I recently read Morten Frederiksen's blog entry about implementing Source Content Descriptions as SPARQL queries in Redland and was quite interested. Especially the consideration that such queries could be automatically generated and the set of these queries you would want to ask is small and straight forward. Even more interesting was Morten's step-by-step walk-thru of how such queries would be translated to SQL queries on a Redland Triple store sitting on top of MySQL (my favorite RDBMS deployment for 4RDF as well).
However, I couldn't help but wonder how such a set of queries would be expressed in Versa (in my opinion, a language more aligned with the data model it queries than it's SQL-RDQL counter-parts). So below was my attempt to port the queries into versa:
Classes used in the store
SPARQL
SELECT DISTINCT ?Class WHERE { ?R rdf:type ?Class }
Versa
set(all() - rdf:type -> *)
Predicates that are used with instances of each class
SPARQL
SELECT DISTINCT ?Class, ?Property WHERE { ?R rdf:type ?Class . OPTIONAL { ?R ?Property ?Object . FILTER ?Property != rdf:type } }
Versa
difference( properties(set(all() - rdf:type -> *)), set(rdf:type) )
Do all instances of each class have a statement with each predicate?
It wasn't clear to me if the intent was to check if all classes have a statement with each predicate as specified by an ontology or to just count how many properties each class instance has. The latter interpretation is the one I went with (it's also simpler). This particular query will return a list of lists, each inner list consisting of two values: the URI of a distinct class instance and the number of distinct properties described in a statements about it (except rdf:type)
Versa
distribute( set(all() |- rdf:type -> *), '.', 'length( difference( properties(.), set(rdf:type) ) )' )
Is the type of object in a statement with each class/predicate combination always the same?

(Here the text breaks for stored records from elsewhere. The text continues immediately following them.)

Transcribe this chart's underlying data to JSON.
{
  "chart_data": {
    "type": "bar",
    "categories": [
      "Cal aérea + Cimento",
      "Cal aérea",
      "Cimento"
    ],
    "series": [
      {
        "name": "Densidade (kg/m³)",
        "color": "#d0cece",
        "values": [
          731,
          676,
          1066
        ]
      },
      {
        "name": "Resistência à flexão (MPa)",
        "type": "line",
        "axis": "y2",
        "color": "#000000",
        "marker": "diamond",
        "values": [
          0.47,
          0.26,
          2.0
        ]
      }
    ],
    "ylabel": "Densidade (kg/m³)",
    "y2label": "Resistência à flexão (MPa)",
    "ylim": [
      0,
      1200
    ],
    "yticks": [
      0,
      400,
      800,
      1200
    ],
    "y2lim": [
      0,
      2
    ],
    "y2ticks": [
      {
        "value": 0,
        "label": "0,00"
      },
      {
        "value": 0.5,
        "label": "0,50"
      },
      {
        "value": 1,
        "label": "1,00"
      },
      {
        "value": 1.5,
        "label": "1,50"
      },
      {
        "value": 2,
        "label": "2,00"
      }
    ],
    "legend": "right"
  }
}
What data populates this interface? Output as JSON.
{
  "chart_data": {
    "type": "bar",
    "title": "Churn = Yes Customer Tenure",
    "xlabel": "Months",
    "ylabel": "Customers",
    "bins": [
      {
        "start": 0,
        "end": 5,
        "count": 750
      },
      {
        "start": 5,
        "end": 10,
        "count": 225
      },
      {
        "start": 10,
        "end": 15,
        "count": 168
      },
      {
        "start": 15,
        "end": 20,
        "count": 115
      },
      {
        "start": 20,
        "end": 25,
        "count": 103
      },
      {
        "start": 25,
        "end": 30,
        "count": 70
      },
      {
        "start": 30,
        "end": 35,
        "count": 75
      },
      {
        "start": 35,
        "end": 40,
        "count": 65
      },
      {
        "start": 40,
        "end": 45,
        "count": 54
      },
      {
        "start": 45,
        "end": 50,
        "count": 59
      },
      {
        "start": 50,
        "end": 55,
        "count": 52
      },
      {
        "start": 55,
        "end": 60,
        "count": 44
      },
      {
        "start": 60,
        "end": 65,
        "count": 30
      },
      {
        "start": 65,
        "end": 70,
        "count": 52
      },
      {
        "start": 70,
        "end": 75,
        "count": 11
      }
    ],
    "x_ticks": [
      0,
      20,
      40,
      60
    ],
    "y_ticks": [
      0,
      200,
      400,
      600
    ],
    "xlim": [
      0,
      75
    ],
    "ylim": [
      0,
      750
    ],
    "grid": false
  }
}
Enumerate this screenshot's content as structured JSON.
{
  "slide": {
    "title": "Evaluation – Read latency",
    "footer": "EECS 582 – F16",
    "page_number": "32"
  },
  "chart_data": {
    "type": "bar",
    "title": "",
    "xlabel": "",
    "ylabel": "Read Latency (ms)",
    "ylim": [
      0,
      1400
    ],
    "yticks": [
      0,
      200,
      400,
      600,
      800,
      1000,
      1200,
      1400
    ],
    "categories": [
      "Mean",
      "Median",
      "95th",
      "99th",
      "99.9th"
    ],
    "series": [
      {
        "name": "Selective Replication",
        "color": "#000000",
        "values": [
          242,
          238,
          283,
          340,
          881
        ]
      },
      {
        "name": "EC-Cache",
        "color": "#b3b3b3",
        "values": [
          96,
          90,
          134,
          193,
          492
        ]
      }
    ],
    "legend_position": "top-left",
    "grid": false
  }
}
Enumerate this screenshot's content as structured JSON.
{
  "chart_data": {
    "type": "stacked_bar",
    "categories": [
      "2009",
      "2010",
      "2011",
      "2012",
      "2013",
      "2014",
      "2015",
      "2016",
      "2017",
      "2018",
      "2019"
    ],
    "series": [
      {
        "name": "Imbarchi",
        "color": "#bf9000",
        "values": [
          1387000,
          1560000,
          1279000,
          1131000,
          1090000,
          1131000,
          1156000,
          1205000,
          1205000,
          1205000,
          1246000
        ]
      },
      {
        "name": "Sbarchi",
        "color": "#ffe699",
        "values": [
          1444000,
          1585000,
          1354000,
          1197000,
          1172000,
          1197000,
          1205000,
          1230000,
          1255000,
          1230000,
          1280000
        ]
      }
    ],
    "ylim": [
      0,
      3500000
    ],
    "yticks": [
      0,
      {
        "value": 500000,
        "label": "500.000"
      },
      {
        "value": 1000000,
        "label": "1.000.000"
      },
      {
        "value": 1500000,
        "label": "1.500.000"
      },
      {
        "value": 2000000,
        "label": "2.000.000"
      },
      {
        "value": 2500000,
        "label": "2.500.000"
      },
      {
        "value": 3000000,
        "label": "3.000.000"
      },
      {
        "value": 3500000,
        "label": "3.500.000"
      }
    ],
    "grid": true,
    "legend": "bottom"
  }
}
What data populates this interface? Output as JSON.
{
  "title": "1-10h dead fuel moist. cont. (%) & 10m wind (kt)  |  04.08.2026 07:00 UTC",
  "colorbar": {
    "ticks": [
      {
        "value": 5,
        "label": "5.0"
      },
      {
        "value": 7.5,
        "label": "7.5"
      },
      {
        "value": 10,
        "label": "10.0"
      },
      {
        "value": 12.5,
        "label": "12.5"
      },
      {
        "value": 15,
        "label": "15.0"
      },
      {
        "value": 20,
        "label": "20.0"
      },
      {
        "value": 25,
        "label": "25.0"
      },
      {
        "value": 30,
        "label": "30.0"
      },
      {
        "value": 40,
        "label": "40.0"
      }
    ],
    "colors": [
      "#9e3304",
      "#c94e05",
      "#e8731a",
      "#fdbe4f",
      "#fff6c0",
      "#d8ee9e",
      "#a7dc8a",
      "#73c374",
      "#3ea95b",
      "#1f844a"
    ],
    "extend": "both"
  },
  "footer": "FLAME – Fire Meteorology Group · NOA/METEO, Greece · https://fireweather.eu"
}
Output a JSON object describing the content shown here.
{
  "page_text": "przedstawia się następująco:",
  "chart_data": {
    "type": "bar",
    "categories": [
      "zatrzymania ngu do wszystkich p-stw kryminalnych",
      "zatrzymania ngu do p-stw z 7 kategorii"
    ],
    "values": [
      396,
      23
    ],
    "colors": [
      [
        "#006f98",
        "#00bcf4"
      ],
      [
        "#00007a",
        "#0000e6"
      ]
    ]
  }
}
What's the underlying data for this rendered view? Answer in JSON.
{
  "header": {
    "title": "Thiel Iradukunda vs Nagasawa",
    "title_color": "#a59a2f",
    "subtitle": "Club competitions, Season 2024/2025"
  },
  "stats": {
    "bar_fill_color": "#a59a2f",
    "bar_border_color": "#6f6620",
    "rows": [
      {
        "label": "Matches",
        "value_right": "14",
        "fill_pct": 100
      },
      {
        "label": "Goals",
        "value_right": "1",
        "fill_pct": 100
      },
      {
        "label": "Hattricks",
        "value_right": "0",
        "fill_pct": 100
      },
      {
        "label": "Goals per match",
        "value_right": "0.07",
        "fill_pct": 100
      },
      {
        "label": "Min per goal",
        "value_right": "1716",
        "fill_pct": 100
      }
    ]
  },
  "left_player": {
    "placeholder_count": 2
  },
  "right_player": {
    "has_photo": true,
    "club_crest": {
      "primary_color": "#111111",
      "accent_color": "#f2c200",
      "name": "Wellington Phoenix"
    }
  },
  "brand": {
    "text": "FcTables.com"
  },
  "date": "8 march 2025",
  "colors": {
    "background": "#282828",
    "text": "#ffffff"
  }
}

I wasn't clear on the intent of this query, either. I wasn't sure if he meant to ask this of the combination with all predicates defined in an ontology or all predicates on class instances in the graph being queried.
But there you have it.
NOTE: The use of the set function was in order to guarantee that only distinct values were returned and may have been used redundantly with functions and expressions that already account for duplication.